The idea was to show that with the right approach, the application of good town centre management principles, markets, coffee shops and community cafes, and the rejuvenation of a few key shops, trade would increase by attracting more footfall and other shops would follow.
The experiment started in 2012, selecting twelve towns which presumably were thought to have the potential to show the most improvement: Bedford, Croydon, Dartford, Greater Bedminster, Liskeard, Margate, Market Rasen, Nelson, Newbiggin-by-the-Sea, Stockport, Stockton-on-Tees and Wolverhampton.
All have since gone on to lose nearly almost one-in-five (20%) of their shops, that’s according to research group, Local Data Company’s data. This rate of decline has exactly matched that of the rest of the country.
The government-backed plan involved a £1.2million government grant which was thought would transform these centres back into the thriving retail hubs they once were.
The campaign was launched in a blaze of publicity by Mary Portas, based around her TV performances as the “Queen of Shops”, the 12 towns involved were each given £100,000 to bring about this town centre transformation.
However, controversy soon reigned as Ms Portas accused the Government of just using her campaign as a PR exercise, but not backing it up, as she saw it, with its policies, namely not reducing business rates.
She has lobbied the Chancellor, Philip Hammond, to cancel the recent increases in business rates, predicting that they would kill off 33% of shops. Ms Portas told The Daily Telegraph:
“It feels like there was this great splash from Government, that they were getting behind businesses. But they can’t say that and then treble rates.”
Can businesses swim against the tide of internet shopping revolution and home delivery, as even more expansion of this trend, now into groceries, from the likes of Amazon takes place?

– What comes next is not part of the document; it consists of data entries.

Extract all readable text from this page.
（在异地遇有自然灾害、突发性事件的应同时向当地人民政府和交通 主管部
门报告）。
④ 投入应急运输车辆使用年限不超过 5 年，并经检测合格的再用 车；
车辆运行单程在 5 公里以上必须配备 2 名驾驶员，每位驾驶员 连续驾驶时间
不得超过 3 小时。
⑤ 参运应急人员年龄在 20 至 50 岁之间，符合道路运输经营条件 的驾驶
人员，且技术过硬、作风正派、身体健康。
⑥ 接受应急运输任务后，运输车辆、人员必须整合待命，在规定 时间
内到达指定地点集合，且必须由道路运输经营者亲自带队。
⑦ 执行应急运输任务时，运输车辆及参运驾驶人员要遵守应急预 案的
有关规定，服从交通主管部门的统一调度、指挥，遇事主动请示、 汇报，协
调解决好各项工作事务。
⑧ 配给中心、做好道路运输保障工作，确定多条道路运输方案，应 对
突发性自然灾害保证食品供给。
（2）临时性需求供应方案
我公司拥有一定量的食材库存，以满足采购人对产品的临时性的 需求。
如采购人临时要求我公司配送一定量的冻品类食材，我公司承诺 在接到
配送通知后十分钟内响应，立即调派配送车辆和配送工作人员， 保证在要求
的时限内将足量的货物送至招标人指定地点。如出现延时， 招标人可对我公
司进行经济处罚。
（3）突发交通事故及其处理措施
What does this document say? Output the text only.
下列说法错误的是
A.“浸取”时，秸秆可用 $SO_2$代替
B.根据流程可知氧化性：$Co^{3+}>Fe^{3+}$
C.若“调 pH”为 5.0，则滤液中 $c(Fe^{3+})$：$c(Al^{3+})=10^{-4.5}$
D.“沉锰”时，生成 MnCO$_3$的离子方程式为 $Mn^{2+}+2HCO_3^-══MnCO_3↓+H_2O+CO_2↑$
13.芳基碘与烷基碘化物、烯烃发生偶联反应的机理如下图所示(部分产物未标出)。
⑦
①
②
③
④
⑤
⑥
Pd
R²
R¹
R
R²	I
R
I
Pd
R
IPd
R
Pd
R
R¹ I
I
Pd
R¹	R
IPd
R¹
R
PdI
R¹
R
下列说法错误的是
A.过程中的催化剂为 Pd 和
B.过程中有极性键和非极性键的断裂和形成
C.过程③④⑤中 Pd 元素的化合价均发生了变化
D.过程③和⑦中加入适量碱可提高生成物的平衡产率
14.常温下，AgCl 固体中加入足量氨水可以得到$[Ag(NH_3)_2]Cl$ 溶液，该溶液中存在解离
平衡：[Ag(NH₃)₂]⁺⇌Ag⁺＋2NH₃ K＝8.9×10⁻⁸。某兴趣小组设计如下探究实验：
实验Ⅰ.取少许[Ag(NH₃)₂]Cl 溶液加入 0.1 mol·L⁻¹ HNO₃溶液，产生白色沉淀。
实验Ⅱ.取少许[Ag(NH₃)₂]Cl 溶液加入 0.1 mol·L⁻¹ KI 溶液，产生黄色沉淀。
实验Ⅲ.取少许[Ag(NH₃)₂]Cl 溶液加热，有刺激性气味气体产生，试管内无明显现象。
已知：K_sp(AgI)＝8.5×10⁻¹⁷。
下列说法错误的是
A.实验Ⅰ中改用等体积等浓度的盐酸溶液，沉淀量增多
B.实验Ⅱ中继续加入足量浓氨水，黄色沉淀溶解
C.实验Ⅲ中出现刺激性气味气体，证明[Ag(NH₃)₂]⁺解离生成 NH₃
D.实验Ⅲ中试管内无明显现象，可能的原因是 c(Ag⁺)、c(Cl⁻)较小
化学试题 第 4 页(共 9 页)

There were reported to be around 15 shop closures a day across the UK in the first half of 2016 and new shop openings fell to the lowest level in five years, according to research by the Local Data Company.
Over the period covered by their 2016 report, produced by accountancy firm PwC and the Local Data Company, BHS went into administration, which increased the figures, but these were still a small proportion of the whole.
The retail mix is changing, and other shops still opening are giving town centres a different character from before. Matthew Hopkinson, the director of the Local Data Company, has said:
“The spaces left by the traditional occupants of our high streets are being increasingly filled by health care operators, food and beverage operators and the ongoing rise of the discounters.”